Roy Peter Clark talks about neologisms — new words. In the article, he tells a story about a child who referred to something as “ginormous” because “It was bigger than gigantic. It was huger than enormous.” The child didn’t create the word as Clark points to the Urban Dictionary — so it’s not impossible for multiple people to come up with the same word.
Want to create a new word? Try blending multiple words, which are easy for others to figure out after determining words on which they’re based. Clark references Wanted Words, books that list words suggested by listeners and includes tidbits and letters. The book’s web site held contests that gave readers a chance to create new words based on a brief description. Here’s the last contest. Just click Previous to see more.
Protologism also means creating a new word… but unlike neologism, the creator wants to make it an accepted word in the language as it’s based on “prototype” and “neologism.”
Other ways to create words:
* daffynitions: Ex: “alarms — What an octopus is. (all arms)”

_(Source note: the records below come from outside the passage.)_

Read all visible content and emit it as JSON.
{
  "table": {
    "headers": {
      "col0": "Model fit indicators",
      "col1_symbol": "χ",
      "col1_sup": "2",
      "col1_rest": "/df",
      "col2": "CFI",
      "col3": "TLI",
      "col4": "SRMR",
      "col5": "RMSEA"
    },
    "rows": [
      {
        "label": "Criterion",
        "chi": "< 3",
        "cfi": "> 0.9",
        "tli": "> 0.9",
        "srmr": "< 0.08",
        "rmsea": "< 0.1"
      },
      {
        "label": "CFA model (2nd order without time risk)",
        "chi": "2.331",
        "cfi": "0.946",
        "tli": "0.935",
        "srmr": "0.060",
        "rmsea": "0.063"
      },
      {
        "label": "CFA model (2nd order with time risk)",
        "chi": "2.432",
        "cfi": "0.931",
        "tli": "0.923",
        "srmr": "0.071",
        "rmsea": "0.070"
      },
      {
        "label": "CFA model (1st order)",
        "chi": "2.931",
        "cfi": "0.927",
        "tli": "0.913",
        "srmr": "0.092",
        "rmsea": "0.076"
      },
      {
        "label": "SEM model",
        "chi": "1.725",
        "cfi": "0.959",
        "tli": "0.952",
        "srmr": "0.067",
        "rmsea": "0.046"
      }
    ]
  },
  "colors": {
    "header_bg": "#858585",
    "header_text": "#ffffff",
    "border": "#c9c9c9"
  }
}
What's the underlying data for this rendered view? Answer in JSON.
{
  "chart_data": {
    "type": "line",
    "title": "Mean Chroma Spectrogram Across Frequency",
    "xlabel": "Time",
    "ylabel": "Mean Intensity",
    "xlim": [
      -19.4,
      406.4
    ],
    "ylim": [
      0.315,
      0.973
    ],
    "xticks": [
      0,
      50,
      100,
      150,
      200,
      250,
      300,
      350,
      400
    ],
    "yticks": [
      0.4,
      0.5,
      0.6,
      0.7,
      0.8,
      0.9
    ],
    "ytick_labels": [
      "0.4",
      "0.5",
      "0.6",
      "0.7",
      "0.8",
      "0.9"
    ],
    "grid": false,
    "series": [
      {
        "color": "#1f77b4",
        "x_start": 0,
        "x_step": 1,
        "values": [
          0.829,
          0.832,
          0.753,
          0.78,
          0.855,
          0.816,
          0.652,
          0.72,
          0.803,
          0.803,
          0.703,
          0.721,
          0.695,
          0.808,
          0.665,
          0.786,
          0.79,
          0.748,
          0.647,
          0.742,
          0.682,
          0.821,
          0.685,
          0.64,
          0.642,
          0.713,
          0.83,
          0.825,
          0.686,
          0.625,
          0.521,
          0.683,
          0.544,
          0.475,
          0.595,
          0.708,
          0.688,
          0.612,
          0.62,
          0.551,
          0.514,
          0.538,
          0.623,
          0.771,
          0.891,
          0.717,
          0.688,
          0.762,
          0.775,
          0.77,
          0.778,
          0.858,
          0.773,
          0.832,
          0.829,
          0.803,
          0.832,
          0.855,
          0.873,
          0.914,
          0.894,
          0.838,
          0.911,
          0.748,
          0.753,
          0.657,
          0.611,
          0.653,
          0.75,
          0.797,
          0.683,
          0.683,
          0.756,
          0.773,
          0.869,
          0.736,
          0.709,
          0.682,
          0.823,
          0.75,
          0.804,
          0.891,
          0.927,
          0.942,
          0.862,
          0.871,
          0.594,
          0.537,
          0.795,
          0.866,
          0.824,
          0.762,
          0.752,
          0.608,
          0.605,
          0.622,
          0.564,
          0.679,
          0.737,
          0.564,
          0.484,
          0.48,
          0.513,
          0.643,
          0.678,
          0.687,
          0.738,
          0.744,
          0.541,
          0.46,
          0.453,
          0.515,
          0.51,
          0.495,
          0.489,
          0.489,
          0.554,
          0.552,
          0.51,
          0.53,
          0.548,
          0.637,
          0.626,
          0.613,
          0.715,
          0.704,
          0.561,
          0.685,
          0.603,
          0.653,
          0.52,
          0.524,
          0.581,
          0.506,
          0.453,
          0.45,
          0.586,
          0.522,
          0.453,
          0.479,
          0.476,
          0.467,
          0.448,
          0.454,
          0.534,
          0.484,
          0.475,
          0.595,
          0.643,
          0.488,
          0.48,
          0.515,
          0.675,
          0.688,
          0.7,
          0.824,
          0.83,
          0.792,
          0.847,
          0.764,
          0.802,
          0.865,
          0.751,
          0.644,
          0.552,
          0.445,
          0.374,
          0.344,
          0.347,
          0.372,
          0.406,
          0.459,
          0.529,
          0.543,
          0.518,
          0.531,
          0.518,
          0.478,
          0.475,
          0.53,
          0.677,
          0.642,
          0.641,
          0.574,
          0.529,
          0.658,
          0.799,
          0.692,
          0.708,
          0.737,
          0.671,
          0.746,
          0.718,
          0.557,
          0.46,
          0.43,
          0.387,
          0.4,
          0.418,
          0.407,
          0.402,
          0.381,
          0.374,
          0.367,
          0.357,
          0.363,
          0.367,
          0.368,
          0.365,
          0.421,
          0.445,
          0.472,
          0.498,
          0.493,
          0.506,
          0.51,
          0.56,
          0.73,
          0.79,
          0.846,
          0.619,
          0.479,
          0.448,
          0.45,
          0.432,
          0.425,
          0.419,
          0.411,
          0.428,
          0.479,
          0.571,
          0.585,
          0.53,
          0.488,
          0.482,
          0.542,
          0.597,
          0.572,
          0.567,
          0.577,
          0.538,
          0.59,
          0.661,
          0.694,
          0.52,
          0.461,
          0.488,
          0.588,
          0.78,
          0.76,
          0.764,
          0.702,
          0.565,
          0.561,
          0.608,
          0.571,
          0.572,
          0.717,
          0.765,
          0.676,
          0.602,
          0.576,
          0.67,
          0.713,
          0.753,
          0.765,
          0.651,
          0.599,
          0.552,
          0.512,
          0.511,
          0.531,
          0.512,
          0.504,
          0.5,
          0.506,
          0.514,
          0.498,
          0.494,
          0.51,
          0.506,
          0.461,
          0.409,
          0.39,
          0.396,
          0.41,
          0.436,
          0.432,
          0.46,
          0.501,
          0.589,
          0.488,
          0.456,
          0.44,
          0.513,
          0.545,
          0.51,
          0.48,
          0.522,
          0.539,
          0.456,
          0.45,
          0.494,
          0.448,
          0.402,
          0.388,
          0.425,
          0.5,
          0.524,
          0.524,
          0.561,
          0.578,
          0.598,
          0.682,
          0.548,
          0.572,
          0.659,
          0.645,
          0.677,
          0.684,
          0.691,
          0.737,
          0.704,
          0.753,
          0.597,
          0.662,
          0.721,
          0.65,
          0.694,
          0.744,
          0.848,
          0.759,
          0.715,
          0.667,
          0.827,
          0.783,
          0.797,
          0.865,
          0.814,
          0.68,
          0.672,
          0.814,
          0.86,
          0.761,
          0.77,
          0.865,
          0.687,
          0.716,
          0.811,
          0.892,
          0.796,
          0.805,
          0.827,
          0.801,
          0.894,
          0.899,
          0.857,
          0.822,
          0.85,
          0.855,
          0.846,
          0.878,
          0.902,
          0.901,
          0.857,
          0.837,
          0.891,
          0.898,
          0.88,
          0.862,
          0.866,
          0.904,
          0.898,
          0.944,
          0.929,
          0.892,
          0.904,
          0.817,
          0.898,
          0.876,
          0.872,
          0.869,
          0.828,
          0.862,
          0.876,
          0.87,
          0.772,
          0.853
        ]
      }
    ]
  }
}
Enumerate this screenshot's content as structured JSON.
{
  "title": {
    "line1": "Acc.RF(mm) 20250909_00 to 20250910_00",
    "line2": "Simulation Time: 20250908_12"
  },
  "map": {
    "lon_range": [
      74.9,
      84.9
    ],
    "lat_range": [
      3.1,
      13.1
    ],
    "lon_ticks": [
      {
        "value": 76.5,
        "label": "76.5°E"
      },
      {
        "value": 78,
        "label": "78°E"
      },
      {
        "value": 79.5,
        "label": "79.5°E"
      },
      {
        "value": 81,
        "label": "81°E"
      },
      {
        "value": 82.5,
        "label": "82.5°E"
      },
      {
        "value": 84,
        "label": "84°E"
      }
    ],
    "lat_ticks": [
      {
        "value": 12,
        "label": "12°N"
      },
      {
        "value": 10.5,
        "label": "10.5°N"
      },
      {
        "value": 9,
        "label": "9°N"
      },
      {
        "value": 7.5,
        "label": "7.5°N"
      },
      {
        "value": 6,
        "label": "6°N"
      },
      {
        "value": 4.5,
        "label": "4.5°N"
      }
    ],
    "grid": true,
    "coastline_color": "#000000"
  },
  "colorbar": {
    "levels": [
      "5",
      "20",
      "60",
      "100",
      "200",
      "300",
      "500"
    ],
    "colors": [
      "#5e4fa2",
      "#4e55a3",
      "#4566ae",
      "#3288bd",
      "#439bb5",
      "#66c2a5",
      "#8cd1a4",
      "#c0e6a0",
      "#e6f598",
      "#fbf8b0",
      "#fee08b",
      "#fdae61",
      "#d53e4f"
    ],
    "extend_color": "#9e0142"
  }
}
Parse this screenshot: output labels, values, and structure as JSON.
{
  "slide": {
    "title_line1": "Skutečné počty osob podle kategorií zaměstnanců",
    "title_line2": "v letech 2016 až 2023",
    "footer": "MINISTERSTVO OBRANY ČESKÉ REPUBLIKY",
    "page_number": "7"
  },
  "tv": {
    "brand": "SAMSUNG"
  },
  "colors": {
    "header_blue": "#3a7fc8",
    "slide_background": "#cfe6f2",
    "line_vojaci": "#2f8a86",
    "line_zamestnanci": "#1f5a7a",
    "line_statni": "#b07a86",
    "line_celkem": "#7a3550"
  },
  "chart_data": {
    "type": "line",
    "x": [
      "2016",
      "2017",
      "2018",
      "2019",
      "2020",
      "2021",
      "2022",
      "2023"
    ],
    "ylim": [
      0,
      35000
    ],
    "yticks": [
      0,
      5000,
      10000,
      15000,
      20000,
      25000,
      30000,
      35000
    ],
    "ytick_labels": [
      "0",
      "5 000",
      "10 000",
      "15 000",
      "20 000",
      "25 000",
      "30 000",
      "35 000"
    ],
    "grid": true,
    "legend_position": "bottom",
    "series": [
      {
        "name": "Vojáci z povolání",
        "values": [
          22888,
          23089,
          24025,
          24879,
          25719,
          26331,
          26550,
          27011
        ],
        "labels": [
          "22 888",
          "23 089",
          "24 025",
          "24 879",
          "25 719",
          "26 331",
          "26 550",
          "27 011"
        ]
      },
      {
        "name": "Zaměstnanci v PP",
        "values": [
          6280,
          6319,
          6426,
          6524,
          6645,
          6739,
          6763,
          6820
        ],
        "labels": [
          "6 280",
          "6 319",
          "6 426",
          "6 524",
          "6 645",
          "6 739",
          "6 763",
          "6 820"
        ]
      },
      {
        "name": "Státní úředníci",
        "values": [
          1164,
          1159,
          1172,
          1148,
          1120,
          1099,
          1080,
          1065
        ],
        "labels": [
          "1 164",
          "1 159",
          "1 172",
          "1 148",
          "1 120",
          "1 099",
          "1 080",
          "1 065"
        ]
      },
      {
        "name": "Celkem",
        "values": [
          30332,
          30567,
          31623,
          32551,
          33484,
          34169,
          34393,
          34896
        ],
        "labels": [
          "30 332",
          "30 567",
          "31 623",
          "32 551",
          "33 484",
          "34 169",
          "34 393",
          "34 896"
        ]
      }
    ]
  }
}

* sniglets: Ex: cheedle — “The orange residue left on fingers after eating Cheetos or some other cheesy snack.”
* goofinitions: Ex: “balderdash — rapid hair loss.”
I can’t find a clear definition of “stunt words” as referenced in Word Spy. All the searches refer to Word Spy’s description except for one that points to Wordlustitude, a blog that’s “a growing dictionary of ephemeral words — also known as nonce or stunt words. All readers are strongly encouraged to use these terms in their blogs, poems, prophesies, and recipes.” So “stunt words” are word fads, words with a short life.
Or take an existing word and give it a new twist. “Shut up” isn’t always an insult. It can also be a surprise or a shocker that translates to “No way!” Grey’s Anatomy got my friends and me on a “seriously” kick — to mean “Yeah” or “telling the truth.”